4808   │ Thread 0, Frame 0:
4809   │ vkGetPhysicalDeviceProperties(physicalDevice, pProperties) returns void:
4810   │     physicalDevice:                 VkPhysicalDevice = 0x384ab10
4811   │     pProperties:                    VkPhysicalDeviceProperties* = 0x7ffcf86bb060:
4812   │         apiVersion:                     uint32_t = 0
4813   │         driverVersion:                  uint32_t = 0
4814   │         vendorID:                       uint32_t = 0
4815   │         deviceID:                       uint32_t = 31
4816   │         deviceType:                     VkPhysicalDeviceType = VK_PHYSICAL_DEVICE_TYPE_OTHER (0)
4817   │         deviceName:                     char[VK_MAX_PHYSICAL_DEVICE_NAME_SIZE] = "NAVI14:gfx1012"

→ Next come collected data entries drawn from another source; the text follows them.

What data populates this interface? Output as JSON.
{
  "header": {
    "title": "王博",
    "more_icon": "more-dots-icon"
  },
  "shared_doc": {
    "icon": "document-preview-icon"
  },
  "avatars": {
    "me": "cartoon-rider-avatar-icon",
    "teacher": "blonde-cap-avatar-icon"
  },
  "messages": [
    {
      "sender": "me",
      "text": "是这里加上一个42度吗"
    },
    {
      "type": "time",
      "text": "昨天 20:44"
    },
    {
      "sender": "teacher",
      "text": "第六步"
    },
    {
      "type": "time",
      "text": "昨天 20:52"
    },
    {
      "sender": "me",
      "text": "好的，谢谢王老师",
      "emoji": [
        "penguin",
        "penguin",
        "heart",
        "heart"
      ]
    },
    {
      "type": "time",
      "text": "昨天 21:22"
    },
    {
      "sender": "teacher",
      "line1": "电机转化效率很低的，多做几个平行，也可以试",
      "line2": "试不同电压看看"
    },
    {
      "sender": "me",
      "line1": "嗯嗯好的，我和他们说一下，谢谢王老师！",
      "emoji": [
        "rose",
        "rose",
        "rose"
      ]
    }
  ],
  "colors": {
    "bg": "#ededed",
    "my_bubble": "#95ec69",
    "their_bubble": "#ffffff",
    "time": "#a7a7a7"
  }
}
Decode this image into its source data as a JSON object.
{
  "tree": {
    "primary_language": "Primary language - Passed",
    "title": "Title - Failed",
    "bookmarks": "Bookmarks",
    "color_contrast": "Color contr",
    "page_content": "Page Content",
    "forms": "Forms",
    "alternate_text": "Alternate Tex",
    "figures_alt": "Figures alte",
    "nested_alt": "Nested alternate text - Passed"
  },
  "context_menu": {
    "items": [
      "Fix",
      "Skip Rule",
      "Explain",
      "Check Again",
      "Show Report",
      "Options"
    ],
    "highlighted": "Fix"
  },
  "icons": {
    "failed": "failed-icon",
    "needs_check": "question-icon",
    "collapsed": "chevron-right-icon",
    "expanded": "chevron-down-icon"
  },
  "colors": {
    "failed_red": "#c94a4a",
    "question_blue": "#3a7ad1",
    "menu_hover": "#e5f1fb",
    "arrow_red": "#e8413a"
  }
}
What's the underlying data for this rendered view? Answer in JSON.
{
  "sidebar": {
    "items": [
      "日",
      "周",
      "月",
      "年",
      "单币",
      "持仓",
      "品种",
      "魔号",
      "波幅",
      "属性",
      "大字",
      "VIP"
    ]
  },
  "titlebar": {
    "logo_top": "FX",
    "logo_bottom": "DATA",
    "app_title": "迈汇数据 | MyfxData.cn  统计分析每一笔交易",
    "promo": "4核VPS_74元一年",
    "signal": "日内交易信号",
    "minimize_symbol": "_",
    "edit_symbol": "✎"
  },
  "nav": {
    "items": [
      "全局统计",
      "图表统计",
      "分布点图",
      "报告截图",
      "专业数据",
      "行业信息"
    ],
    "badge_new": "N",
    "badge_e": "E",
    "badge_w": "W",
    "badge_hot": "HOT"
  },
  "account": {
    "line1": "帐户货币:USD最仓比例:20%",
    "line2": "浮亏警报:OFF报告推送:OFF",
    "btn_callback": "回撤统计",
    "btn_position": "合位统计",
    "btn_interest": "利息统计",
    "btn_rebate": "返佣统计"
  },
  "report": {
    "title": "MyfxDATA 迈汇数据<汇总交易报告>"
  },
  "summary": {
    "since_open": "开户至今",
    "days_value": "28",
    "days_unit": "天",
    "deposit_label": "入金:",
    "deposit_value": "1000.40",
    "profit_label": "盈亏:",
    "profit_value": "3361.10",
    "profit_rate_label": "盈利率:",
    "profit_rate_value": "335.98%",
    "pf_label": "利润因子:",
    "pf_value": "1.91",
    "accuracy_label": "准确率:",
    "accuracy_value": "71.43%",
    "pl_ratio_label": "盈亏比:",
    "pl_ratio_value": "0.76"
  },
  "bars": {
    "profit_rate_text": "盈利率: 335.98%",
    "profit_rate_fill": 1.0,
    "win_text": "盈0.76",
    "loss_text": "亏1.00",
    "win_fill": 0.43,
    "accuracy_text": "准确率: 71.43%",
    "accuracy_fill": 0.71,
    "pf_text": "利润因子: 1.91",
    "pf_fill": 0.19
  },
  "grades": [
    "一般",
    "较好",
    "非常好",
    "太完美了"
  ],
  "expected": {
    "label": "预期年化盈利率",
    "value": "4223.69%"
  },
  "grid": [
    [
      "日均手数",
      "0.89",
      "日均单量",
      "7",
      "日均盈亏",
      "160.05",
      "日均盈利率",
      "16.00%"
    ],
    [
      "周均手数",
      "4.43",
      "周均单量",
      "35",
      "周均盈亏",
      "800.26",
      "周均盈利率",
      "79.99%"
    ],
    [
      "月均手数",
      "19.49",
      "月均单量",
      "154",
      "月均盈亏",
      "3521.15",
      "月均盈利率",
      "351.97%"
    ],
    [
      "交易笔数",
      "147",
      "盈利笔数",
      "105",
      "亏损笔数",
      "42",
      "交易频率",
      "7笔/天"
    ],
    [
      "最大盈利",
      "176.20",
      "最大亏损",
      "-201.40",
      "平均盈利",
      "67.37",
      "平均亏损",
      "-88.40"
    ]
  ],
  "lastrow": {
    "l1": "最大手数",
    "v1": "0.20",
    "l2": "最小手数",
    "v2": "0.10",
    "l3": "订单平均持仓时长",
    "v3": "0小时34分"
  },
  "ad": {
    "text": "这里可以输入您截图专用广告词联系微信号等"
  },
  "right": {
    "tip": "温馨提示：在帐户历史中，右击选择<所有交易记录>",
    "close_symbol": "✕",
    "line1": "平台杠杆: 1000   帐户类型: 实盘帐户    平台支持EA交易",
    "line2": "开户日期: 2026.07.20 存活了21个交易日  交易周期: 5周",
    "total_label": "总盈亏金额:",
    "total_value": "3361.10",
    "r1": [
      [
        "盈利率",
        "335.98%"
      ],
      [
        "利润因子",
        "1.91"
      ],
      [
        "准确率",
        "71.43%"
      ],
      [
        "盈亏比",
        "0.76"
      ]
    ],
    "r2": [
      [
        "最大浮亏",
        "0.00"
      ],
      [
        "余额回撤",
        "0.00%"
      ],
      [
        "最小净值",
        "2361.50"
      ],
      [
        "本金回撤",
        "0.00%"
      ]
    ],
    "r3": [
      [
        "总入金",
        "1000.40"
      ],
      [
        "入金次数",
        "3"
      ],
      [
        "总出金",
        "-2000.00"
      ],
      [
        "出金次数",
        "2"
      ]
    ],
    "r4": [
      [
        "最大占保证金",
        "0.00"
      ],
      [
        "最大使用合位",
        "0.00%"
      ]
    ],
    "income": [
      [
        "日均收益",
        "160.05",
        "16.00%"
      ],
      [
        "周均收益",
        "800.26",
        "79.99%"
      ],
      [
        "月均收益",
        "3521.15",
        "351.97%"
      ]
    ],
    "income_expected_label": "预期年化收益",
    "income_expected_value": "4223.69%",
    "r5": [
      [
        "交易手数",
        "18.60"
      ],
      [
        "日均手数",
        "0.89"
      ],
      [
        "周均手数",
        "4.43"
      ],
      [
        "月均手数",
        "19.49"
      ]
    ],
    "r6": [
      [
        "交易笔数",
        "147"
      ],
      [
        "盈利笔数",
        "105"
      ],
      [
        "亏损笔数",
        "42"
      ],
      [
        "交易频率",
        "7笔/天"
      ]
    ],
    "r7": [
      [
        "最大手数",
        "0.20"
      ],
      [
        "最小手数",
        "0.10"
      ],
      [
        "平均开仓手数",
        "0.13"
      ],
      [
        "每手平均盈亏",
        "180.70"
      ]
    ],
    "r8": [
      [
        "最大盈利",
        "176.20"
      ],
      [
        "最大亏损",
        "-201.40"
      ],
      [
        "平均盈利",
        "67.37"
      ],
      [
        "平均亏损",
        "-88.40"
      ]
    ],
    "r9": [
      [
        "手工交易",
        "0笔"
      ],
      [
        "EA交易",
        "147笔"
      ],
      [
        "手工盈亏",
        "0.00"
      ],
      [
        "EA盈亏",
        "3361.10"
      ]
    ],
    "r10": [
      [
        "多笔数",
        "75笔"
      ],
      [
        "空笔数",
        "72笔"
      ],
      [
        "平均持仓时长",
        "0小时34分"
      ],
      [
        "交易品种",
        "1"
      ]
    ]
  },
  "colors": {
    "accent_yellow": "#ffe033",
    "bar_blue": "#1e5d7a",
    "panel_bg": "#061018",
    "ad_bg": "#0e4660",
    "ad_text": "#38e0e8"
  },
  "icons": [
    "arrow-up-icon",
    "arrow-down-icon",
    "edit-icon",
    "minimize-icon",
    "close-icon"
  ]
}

On the other hand, the GUI only has a problem with my vertex shader, if I remove it from the pipeline, offline mode is used but I don't see the error about driver statistics. If I remove the fragment shader and leave only the vertex, it fails again. Not sure what makes it so special, it's a very simple shader:

#version 450

#extension GL_EXT_scalar_block_layout: require

layout(push_constant, scalar) uniform PushConstants {
    vec2 scale;
    vec2 translate;
} pushConstants;

layout (location = 0) in vec2 pos;
layout (location = 1) in vec2 uv;
layout (location = 2) in vec4 col;

layout (location = 0) out vec4 out_color;
layout (location = 1) out vec2 out_uv;

void main() {
  out_color = col;
  out_uv = uv;
  gl_Position = vec4(pos * pushConstants.scale + pushConstants.translate, 0, 1);
  gl_Position.y *= -1.0;
}

I hope this helps. I understand that only Ubuntu is officially supported, but seeing as multiple other components are working fine, this seems to be a legitimate issue.